What Good Would Spy Coins Be... Even If They Did Exist?
from the do-you-have-some-spare-change? dept
There's been a lot of talk lately about the use of RFID chips in various things like tires or sneakers, and how these technologies could be misused to spy on your whereabouts. Of course, what's never clearly explained is how effective such a solution would be. RFIDs tend to have very limited range. Still, with so much talk about using RFIDs to spy on people, is it any wonder that press quickly jumped on the story about the US Defense Department is warning American contractor employees to be careful when they get foreign change. The story claims that a few contractors discovered that the Canadian coins they had, held RFID chips placed inside. However, no one seems to have a good answer to explain what this would be useful for.
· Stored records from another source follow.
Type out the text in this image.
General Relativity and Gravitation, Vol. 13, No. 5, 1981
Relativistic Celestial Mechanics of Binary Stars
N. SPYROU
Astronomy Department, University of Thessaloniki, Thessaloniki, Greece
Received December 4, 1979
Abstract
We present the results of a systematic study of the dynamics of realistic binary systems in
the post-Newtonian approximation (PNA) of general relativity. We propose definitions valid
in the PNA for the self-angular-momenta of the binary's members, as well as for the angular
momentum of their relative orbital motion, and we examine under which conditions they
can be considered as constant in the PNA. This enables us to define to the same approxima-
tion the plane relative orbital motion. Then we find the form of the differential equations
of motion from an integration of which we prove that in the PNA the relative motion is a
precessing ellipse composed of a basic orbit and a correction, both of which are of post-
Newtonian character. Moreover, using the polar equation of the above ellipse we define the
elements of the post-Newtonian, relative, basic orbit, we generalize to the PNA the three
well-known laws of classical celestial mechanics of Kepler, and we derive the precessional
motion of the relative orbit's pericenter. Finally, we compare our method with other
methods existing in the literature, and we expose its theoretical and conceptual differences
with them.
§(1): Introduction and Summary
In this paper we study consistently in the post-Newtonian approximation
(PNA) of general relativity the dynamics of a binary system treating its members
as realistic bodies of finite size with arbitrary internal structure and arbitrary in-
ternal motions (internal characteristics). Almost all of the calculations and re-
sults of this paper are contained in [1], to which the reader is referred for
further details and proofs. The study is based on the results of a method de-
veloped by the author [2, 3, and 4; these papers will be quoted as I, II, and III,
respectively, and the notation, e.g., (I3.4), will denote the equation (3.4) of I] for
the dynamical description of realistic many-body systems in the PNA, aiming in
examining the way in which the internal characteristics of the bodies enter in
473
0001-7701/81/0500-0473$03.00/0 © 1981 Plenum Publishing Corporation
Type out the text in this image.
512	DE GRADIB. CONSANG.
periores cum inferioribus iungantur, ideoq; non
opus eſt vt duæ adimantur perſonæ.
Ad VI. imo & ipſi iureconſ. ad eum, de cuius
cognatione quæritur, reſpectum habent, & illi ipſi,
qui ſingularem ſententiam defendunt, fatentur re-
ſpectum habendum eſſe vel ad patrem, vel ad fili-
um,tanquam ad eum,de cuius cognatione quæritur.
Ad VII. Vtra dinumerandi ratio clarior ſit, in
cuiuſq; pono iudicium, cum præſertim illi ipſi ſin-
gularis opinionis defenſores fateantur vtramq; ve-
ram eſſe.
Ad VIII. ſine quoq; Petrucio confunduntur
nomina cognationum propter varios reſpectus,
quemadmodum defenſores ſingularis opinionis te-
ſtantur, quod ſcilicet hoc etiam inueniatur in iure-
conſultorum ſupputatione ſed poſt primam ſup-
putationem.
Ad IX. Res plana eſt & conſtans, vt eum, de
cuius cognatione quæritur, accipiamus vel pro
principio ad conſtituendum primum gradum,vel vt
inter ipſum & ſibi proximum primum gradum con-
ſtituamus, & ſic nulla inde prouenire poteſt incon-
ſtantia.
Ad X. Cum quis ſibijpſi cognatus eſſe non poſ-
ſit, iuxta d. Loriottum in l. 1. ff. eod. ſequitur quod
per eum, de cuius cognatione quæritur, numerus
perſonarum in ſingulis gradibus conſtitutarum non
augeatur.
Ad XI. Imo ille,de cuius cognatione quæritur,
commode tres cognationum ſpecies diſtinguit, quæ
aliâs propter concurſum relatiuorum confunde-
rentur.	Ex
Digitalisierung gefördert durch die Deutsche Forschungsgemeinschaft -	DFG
A reader would need to be quite close to the coins to get a read on the tags, at which point you wonder exactly what the benefit really is. Also, since change tends to be spent or passed around pretty rapidly (with no indication back to whoever put the chips in the coins), it might not be even remotely effective in following an individual. Perhaps the answer is that it didn't really happen. Another news report on the topic claims that there were some concerns, but an investigation of the coins found no transmitters. That source claims the report about the RFID coins was simply false, and never should have been reported. No matter which story is actually true, it seems like lots of people are eager to jump onto any claim of RFID-based spying, even if there's no technological reason to be concerned.